Sean fired his weapon into the crowd. Her ears howled in protest at the ricochet. Infected fell and the man pressed forward, stepping down from the back of the vehicle and onto the ground. There were so many of them out there, a veritable sea of monsters.
Her legs shook, partly due to fear but also care of the drugs rocking and rolling through her system. She was all over the place. This wasn’t going to work. She needed both hands to have a hope of aiming the gun. Quick as she could she unbuttoned the jacket, still holding onto her gun, and freed her arm from the sling. Her movements were slow, sloppy. She stuffed her left hand into the coat arm and pushed up the sleeve. Much better. The spare pistol still sat in a coat pocket along with her medicines. Truth was, they were probably going to die. But they’d go down fighting.
“Stay close to me,” said Nick, and followed Sean out into the night.
Growling and gunfire filled the air. One foot after the other, she stayed close but not too close. Nick needed to be able to move. Carefully she pointed her weapon out into the horde. She took aim at the nearest, a woman in a tattered dress, and fired. The semi-automatic only had a mild kick, but it set her wound to stinging.
It hadn’t seemed quite so dark inside Blackstone but out here the world was murky gray. She could feel, more than hear, the people behind her. More gunfire and more moaning ahead. The rising stink of blood and guts and gore as they pressed forward. Beneath her feet was gravel. At least she was wearing shoes.
A man in overalls, his face caked in blood. She aimed and fired. Pain swamped her shoulder at the jolt to her body.
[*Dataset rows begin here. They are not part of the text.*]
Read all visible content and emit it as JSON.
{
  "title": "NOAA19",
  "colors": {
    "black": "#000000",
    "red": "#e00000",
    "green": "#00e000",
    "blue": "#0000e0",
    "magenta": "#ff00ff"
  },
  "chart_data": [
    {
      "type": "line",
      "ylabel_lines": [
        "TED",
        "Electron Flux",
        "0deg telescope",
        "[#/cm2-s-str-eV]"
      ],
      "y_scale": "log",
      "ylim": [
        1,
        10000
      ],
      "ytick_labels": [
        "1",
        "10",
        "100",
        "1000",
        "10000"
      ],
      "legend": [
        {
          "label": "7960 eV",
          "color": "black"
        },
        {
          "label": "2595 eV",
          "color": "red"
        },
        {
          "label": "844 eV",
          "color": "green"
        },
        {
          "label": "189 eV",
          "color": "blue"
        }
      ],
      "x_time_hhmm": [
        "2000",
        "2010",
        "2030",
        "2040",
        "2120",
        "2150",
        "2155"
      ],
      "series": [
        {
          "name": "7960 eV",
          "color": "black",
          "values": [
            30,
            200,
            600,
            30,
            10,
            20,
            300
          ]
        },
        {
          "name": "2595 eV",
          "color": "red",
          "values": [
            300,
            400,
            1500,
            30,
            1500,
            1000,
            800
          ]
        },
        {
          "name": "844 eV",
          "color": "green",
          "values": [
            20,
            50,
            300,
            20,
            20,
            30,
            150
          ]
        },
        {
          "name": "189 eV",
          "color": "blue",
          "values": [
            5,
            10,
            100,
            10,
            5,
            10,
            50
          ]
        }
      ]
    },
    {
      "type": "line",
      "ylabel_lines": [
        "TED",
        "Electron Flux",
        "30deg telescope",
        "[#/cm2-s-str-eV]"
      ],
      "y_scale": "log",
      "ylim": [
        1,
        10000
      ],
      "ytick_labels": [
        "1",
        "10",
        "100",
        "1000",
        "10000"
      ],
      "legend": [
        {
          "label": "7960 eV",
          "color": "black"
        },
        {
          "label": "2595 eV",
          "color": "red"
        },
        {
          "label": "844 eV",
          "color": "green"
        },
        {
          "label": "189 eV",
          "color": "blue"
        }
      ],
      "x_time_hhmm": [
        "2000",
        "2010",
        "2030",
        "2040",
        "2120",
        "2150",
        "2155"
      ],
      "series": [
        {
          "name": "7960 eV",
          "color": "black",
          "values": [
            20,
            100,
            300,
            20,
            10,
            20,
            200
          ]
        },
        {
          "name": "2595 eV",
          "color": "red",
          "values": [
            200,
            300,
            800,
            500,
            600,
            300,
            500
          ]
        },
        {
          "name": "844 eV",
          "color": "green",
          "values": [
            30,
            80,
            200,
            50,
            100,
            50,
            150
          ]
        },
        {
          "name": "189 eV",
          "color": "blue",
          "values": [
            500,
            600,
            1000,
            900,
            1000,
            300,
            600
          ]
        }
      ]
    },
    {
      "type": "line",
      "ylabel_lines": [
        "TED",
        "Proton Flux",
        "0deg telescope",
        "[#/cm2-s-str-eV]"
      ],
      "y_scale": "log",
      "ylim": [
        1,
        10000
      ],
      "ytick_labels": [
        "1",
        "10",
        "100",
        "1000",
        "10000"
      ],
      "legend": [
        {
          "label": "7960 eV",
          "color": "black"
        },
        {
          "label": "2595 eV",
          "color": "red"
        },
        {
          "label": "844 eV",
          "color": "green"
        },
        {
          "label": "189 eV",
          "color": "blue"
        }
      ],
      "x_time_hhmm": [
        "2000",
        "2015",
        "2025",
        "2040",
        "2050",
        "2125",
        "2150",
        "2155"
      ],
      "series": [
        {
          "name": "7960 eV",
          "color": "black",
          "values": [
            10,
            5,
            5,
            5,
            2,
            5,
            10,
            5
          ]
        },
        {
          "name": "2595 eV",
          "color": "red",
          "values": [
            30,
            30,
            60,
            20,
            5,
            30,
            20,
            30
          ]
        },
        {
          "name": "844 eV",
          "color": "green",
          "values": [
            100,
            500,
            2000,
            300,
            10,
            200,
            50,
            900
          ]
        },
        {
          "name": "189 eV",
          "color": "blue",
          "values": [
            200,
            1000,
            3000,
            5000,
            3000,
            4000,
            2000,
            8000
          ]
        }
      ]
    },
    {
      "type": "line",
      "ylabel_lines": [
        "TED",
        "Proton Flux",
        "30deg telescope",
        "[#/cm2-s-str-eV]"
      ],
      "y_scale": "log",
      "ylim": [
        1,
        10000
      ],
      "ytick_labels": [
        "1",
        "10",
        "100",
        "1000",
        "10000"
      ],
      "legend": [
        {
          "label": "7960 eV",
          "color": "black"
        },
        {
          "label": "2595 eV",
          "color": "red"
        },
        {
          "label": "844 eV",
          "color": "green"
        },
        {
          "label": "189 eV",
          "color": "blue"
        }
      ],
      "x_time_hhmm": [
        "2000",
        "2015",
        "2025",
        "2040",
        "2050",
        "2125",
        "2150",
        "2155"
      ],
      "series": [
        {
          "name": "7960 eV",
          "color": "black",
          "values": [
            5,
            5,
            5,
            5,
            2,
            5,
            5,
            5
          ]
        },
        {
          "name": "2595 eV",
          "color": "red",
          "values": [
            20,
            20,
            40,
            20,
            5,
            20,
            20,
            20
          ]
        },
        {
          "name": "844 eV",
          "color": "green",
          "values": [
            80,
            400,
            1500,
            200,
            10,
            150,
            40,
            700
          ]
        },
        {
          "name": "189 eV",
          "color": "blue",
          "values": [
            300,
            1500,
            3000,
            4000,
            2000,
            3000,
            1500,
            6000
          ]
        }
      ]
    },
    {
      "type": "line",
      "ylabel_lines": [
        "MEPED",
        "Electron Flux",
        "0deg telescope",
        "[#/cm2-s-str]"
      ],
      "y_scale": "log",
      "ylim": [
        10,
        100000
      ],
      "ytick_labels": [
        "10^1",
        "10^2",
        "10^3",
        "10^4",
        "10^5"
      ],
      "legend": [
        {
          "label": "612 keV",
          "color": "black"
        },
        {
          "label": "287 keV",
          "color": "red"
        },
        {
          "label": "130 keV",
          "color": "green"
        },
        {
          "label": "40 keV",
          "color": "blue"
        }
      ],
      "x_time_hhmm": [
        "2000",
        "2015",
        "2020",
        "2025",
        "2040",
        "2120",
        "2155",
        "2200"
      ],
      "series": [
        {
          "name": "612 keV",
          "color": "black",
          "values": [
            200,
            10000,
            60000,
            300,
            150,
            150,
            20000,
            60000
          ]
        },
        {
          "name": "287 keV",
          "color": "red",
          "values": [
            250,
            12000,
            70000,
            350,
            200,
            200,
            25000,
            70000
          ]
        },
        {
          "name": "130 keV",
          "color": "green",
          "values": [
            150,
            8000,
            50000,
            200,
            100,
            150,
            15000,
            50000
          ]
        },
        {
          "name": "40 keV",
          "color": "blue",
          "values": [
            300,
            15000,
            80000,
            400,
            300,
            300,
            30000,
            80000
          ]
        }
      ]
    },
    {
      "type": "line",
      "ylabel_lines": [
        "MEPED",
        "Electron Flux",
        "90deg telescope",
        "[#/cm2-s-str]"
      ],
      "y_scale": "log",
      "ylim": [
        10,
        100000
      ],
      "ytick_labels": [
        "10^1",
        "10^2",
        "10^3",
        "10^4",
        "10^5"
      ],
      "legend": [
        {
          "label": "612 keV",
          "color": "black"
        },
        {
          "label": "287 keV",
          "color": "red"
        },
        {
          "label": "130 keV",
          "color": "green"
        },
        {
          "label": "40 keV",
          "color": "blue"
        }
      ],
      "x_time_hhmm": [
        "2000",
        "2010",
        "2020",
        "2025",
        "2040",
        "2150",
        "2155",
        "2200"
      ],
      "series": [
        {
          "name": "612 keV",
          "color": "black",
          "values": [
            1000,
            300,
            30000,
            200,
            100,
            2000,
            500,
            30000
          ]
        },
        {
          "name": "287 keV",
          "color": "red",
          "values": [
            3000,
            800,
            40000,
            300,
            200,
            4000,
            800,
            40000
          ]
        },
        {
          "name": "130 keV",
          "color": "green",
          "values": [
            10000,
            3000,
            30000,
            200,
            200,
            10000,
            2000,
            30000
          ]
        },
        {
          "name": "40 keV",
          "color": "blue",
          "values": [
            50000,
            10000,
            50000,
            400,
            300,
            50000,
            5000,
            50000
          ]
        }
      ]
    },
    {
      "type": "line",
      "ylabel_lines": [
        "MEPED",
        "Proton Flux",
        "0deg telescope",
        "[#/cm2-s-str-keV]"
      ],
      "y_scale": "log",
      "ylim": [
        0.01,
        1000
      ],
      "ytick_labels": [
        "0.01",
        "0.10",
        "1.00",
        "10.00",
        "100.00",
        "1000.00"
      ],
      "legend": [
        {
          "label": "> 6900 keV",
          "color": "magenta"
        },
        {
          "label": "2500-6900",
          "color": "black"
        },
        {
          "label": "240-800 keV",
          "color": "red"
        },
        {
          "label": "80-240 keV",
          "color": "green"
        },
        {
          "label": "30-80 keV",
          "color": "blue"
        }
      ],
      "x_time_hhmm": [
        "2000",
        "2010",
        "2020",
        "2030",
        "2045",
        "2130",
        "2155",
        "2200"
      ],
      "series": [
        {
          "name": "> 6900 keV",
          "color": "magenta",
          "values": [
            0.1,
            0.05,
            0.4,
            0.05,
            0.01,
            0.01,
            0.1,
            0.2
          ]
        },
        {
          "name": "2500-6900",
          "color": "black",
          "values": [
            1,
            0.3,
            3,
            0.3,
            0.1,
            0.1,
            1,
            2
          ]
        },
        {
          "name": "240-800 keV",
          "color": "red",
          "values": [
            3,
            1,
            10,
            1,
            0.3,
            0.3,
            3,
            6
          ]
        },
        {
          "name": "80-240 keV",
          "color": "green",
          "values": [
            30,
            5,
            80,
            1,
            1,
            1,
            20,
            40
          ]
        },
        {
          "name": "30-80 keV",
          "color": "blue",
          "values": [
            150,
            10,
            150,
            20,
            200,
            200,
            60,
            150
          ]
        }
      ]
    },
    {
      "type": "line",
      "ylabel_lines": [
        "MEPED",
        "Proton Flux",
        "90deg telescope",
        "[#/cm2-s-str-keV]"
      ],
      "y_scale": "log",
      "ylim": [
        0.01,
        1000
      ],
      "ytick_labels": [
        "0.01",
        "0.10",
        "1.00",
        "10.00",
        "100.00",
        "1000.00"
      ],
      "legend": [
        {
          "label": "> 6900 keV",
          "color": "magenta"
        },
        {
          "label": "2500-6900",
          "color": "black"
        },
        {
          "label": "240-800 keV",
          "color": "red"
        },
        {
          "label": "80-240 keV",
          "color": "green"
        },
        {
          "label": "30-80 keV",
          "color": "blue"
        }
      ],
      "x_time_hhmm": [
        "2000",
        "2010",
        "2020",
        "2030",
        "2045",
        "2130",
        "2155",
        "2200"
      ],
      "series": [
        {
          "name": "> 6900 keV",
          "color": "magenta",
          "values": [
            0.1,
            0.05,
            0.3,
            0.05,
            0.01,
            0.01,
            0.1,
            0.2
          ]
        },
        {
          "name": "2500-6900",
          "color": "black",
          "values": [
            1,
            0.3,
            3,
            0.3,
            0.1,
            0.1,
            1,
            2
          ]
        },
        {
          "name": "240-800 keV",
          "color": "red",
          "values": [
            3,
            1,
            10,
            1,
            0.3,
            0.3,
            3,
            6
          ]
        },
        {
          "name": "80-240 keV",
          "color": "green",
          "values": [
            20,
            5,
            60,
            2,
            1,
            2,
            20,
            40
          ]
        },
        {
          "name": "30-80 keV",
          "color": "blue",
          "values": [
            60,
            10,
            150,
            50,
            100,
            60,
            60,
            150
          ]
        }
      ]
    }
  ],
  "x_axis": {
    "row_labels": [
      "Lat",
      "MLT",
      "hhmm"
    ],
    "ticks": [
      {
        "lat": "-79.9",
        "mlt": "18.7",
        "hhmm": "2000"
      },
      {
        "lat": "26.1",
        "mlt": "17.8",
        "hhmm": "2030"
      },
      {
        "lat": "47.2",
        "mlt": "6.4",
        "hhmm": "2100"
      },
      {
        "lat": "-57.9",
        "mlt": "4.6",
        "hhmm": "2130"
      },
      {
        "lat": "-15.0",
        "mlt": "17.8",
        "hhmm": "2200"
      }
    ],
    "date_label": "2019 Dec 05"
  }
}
A boy who couldn’t have been more than ten or twelve. It looked like its face had been skinned. Thank God it was too dark to see properly. Her bullet hit it in the chest. For a moment he faltered, but then started reaching for her once again.
Shit. Impossible, but there it was. Just like the zombie in the downed plane. They weren’t dying.
“Head shots! You have to shoot them in the head,” yelled Sean.
“Fuck me,” swore someone behind her.
“They’re not going down,” said another, a woman.
“Get ’em in the head, take out the brains.”
The virus must be mutating, evolving to survive. Infected were running out of food so the plague made them hardier, harder to kill.
The boy stumbled toward her. Her first bullet flew past it but the second punched into the side of its forehead and it fell. Head shots worked. Blood soaked into the bandage on her shoulder. Felt like she’d ripped some stitches. She gritted her teeth as pain coursed through her. Without the meds she’d have been rolling on the ground in tears.
“Watch out for the train tracks,” Nick said.